Resenha de Frankenstein: análise do clássico de Mary Shelley

Sinopse

Victor Frankenstein, protagonista do clássico Frankenstein, de Mary Shelley, é um estudante de Ciências Naturais que ambiciona ultrapassar as descobertas científicas ao infundir vida em um corpo inanimado. Essa obra, também conhecida como Frankenstein ou o Prometeu Moderno, explora as consequências do orgulho e da busca pelo conhecimento sem limites.


Resenha

Por que Prometeu?

O título que Mary Shelley deu ao livro é Frankenstein ou o Prometeu Moderno. Prometeu é uma figura mitológica que teria roubado o fogo do Olimpo para dar à humanidade, sendo punido por desobedecer às ordens de Zeus de privar os homens desse elemento.
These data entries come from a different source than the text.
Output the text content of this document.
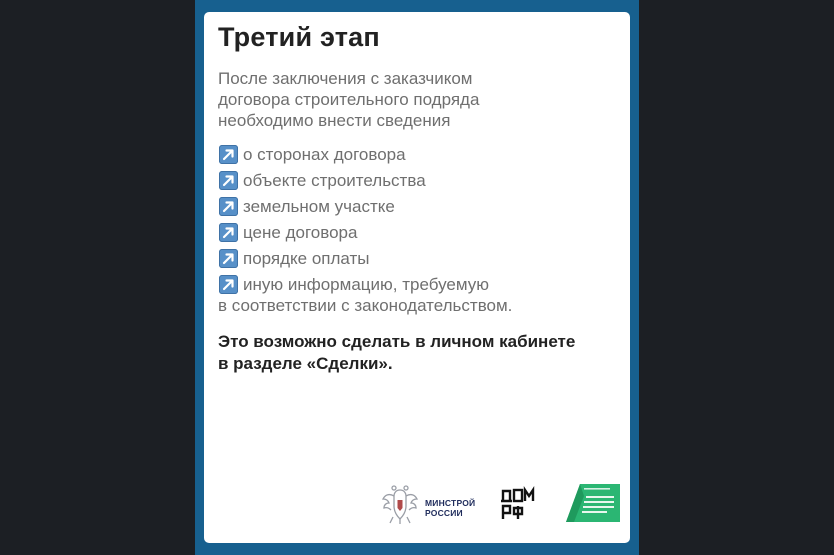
Третий этап

После заключения с заказчиком
договора строительного подряда
необходимо внести сведения

о сторонах договора
объекте строительства
земельном участке
цене договора
порядке оплаты
иную информацию, требуемую
в соответствии с законодательством.

Это возможно сделать в личном кабинете
в разделе «Сделки».

МИНСТРОЙ
РОССИИ
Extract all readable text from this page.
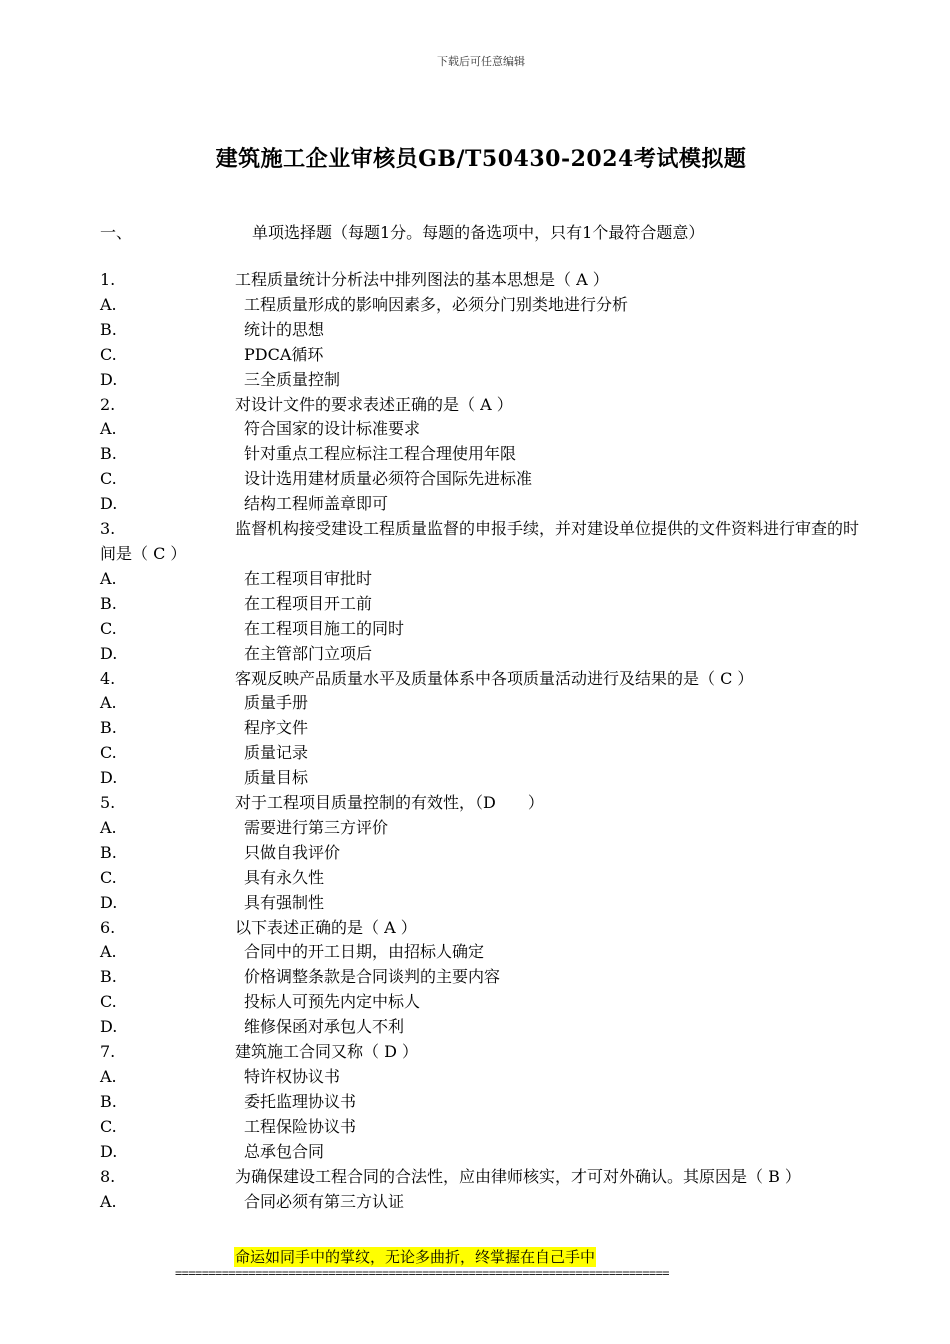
下载后可任意编辑
建筑施工企业审核员GB/T50430-2024考试模拟题
一、	单项选择题（每题1分。每题的备选项中，只有1个最符合题意）
1.	工程质量统计分析法中排列图法的基本思想是（ A ）
A.	工程质量形成的影响因素多，必须分门别类地进行分析
B.	统计的思想
C.	PDCA循环
D.	三全质量控制
2.	对设计文件的要求表述正确的是（ A ）
A.	符合国家的设计标准要求
B.	针对重点工程应标注工程合理使用年限
C.	设计选用建材质量必须符合国际先进标准
D.	结构工程师盖章即可
3.	监督机构接受建设工程质量监督的申报手续，并对建设单位提供的文件资料进行审查的时间是（ C ）
A.	在工程项目审批时
B.	在工程项目开工前
C.	在工程项目施工的同时
D.	在主管部门立项后
4.	客观反映产品质量水平及质量体系中各项质量活动进行及结果的是（ C ）
A.	质量手册
B.	程序文件
C.	质量记录
D.	质量目标
5.	对于工程项目质量控制的有效性，（D　　）
A.	需要进行第三方评价
B.	只做自我评价
C.	具有永久性
D.	具有强制性
6.	以下表述正确的是（ A ）
A.	合同中的开工日期，由招标人确定
B.	价格调整条款是合同谈判的主要内容
C.	投标人可预先内定中标人
D.	维修保函对承包人不利
7.	建筑施工合同又称（ D ）
A.	特许权协议书
B.	委托监理协议书
C.	工程保险协议书
D.	总承包合同
8.	为确保建设工程合同的合法性，应由律师核实，才可对外确认。其原因是（ B ）
A.	合同必须有第三方认证
命运如同手中的掌纹，无论多曲折，终掌握在自己手中
==========================================================================
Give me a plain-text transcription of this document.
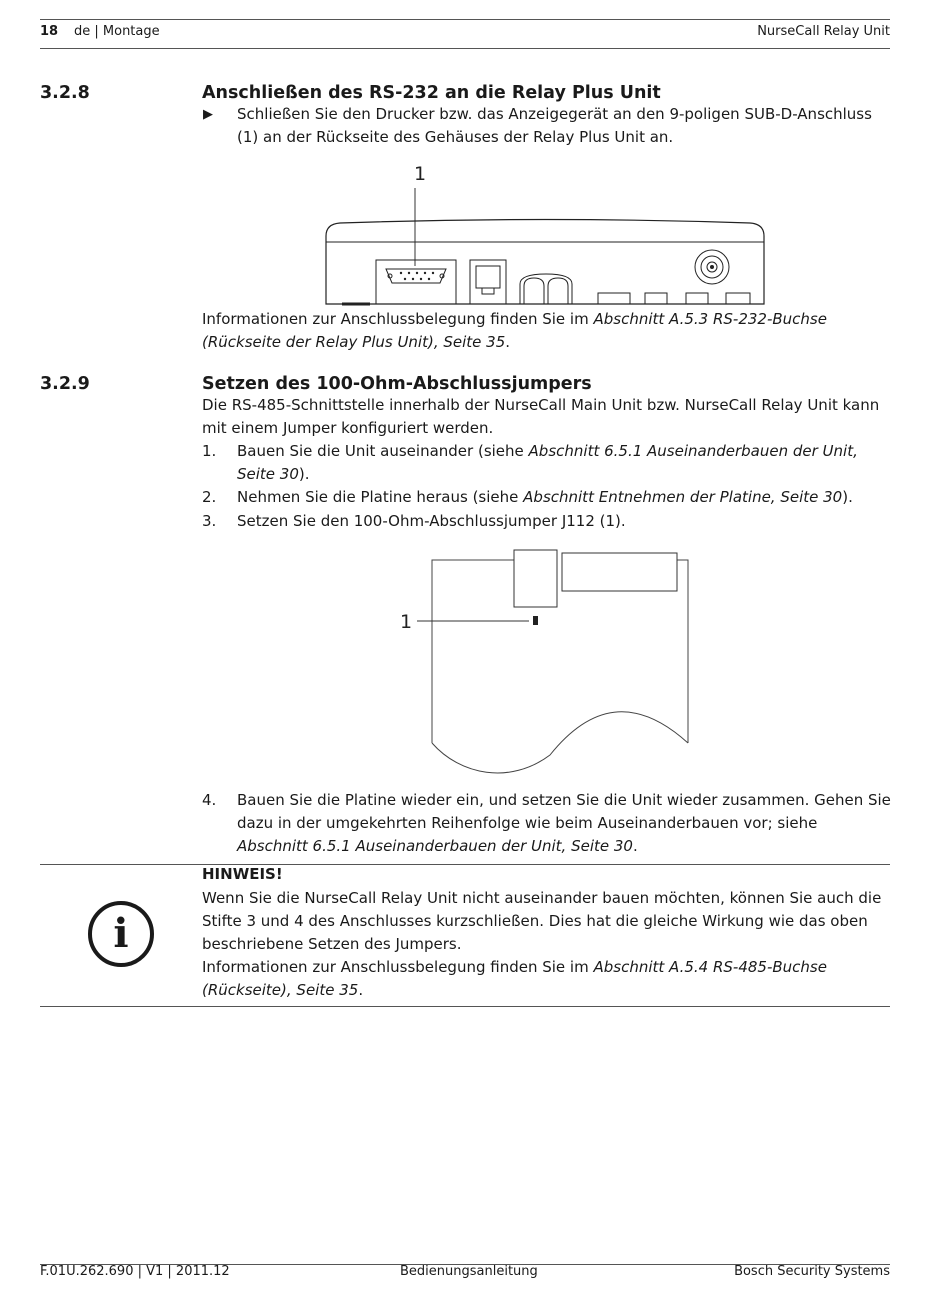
18 de | Montage	NurseCall Relay Unit
3.2.8	Anschließen des RS-232 an die Relay Plus Unit
▶ Schließen Sie den Drucker bzw. das Anzeigegerät an den 9-poligen SUB-D-Anschluss (1) an der Rückseite des Gehäuses der Relay Plus Unit an.
1
Informationen zur Anschlussbelegung finden Sie im Abschnitt A.5.3 RS-232-Buchse (Rückseite der Relay Plus Unit), Seite 35.
3.2.9	Setzen des 100-Ohm-Abschlussjumpers
Die RS-485-Schnittstelle innerhalb der NurseCall Main Unit bzw. NurseCall Relay Unit kann mit einem Jumper konfiguriert werden.
1. Bauen Sie die Unit auseinander (siehe Abschnitt 6.5.1 Auseinanderbauen der Unit, Seite 30).
2. Nehmen Sie die Platine heraus (siehe Abschnitt Entnehmen der Platine, Seite 30).
3. Setzen Sie den 100-Ohm-Abschlussjumper J112 (1).
1
4. Bauen Sie die Platine wieder ein, und setzen Sie die Unit wieder zusammen. Gehen Sie dazu in der umgekehrten Reihenfolge wie beim Auseinanderbauen vor; siehe Abschnitt 6.5.1 Auseinanderbauen der Unit, Seite 30.
i
HINWEIS!
Wenn Sie die NurseCall Relay Unit nicht auseinander bauen möchten, können Sie auch die Stifte 3 und 4 des Anschlusses kurzschließen. Dies hat die gleiche Wirkung wie das oben beschriebene Setzen des Jumpers.
Informationen zur Anschlussbelegung finden Sie im Abschnitt A.5.4 RS-485-Buchse (Rückseite), Seite 35.
F.01U.262.690 | V1 | 2011.12	Bedienungsanleitung	Bosch Security Systems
Em outra versão do mito, Prometeu criou um homem de barro e de partes de animais, dando-lhe vida com o fogo que roubou.

“Ela [Mary Shelley] usa esse mito como analogia para expressar uma verdade fundamental sobre as perigosas consequências da busca e da aquisição do conhecimento. Assim, Frankenstein torna-se uma fábula moderna para os riscos do orgulho intelectual desmedido”. (Márcia Xavier de Brito)

Logo no título, temos a pista de que o protagonista do livro é Frankenstein, do qual o monstro é um desdobramento moral e psíquico. Victor desafia uma ordem maior (como Prometeu) e se deixa conduzir por valores desordenados, como a vaidade, a ambição desmedida e o egocentrismo. Ele não enxerga na morte um fim digno, mas uma circunstância capaz de ser domada.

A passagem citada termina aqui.